School and Expanded Learning (After School and Summer)

The School and Expanded Learning (After School and Summer) Track will highlight effective strategies that demonstrate how collective impact has improved the nutrition and physical activity environments for school-age children in diverse educational settings. This track will emphasize the implementation of the Healthy, Hunger-Free Kids Act of 2010, specifically, implementation of the School Breakfast and Lunch Meal Requirements, Local School Wellness Policy, Professional Standards, and At Risk Supper; innovative approaches to addressing obesity prevention in expanded learning environments; Connecting Common Core educational standards to nutrition/physical/health education; increasing physical activity opportunities before, during , and after school; and positively impacting student health and performance by focusing on the well-being of teachers and other staff.  Priority topic areas in these sessions may include (but are not limited to):

  • Implementing the Healthy, Hunger-Free Kids Act of 2010 (specifically implementing the School Breakfast and Lunch Meal Requirements, Local School Wellness Policy, Professional Standards, and At Risk Supper)
  • Innovative approaches to addressing obesity prevention in expanded learning environments
  • Connecting Common Core educational standards to nutrition/physical/health education
  • Increasing physical activity opportunities before, during, and after school
  • Positively impacting student health and performance by focusing on the well-being of teachers and other staff
    Proposals including the following strategies should also be considered, as appropriate:
  • Unique funding opportunities
  • Non-traditional partnerships
  • Community schools/whole child approach
  • Smarter Lunchrooms Movement
  • Youth engagement
  • All proposed sessions should include evaluation results

How to Submit a Session Proposal

Proposals must be submitted online. The online Call for Session Proposal system will be open beginning July 1, 2014 and will close on August 28, 2014 (extended from July 31, 2014).

  1. Click here to download the Call for Session Proposals Submittal Instructions (in PDF format).
  2. To submit a proposal online, click here. The first time you enter the system you will be asked to set up an account.

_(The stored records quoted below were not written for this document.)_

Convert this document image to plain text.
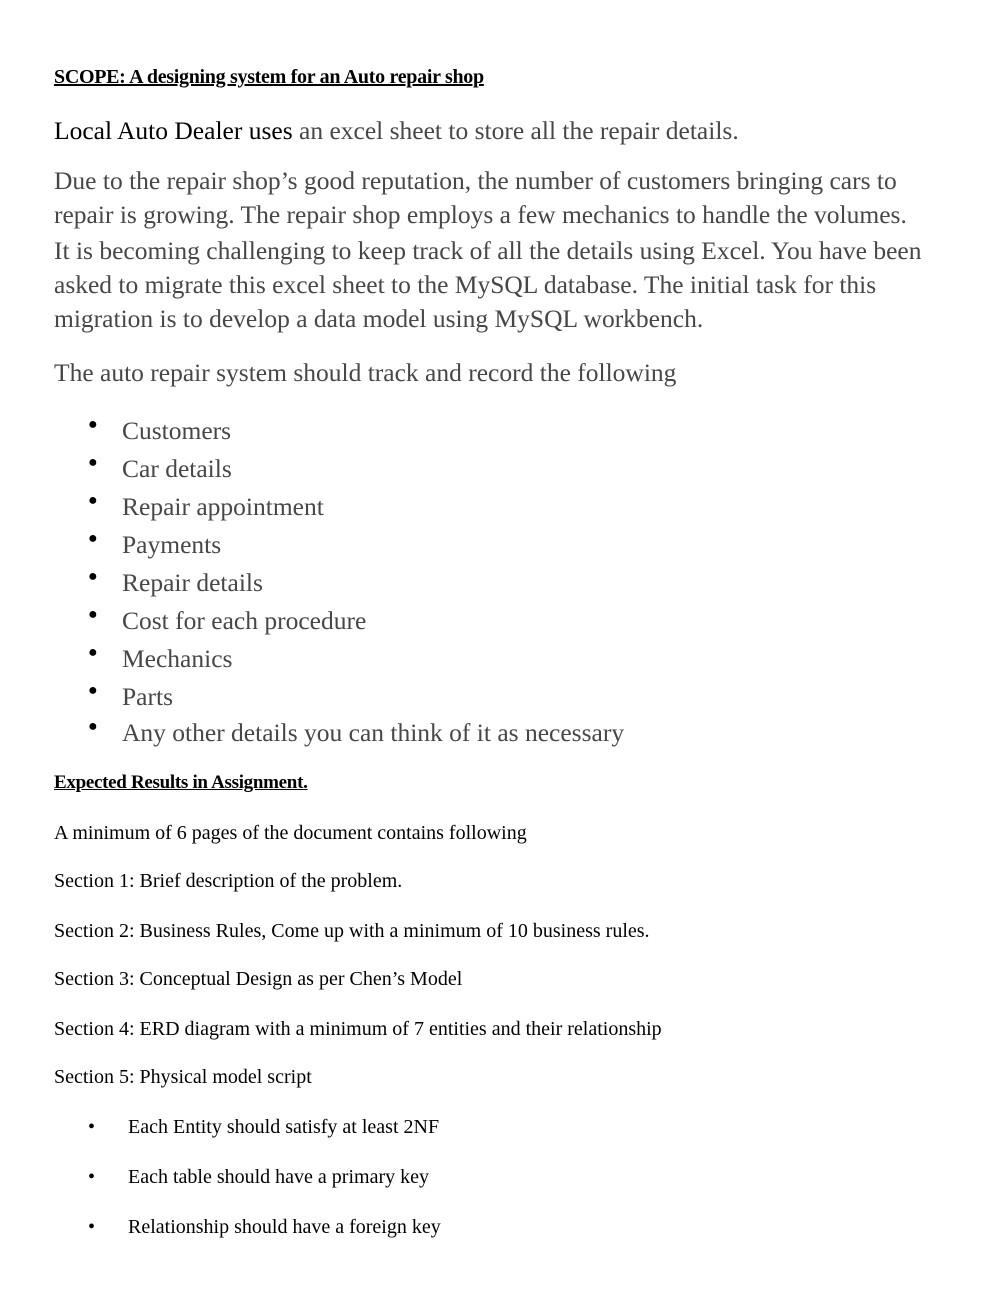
SCOPE: A designing system for an Auto repair shop
Local Auto Dealer uses an excel sheet to store all the repair details.
The auto repair system should track and record the following
Expected Results in Assignment.
A minimum of 6 pages of the document contains following
Due to the repair shop’s good reputation, the number of customers bringing cars to
repair is growing. The repair shop employs a few mechanics to handle the volumes.
It is becoming challenging to keep track of all the details using Excel. You have been
asked to migrate this excel sheet to the MySQL database. The initial task for this
migration is to develop a data model using MySQL workbench.
● Customers
● Car details
● Repair appointment
● Payments
● Repair details
● Cost for each procedure
● Mechanics
● Parts
● Any other details you can think of it as necessary
Section 1: Brief description of the problem.
Section 2: Business Rules, Come up with a minimum of 10 business rules.
Section 3: Conceptual Design as per Chen’s Model
Section 4: ERD diagram with a minimum of 7 entities and their relationship
Section 5: Physical model script
• Each Entity should satisfy at least 2NF
• Each table should have a primary key
• Relationship should have a foreign key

This information will allow you to create, edit, submit, delete and track your proposal throughout the submission process.
  3. When your proposal is successfully submitted, you will receive a confirmation message at the email address provided in your profile.
  4. You can edit any of the information on your application until the August 28, 2014 submission deadline by clicking here to return to the online Call of Session Proposals system.

IMPORTANT NOTES: All presenters are required to register and pay the 8th Biennial Childhood Obesity Conference Fees. Registration must be complete by April 1, 2015 to ensure your place on the agenda.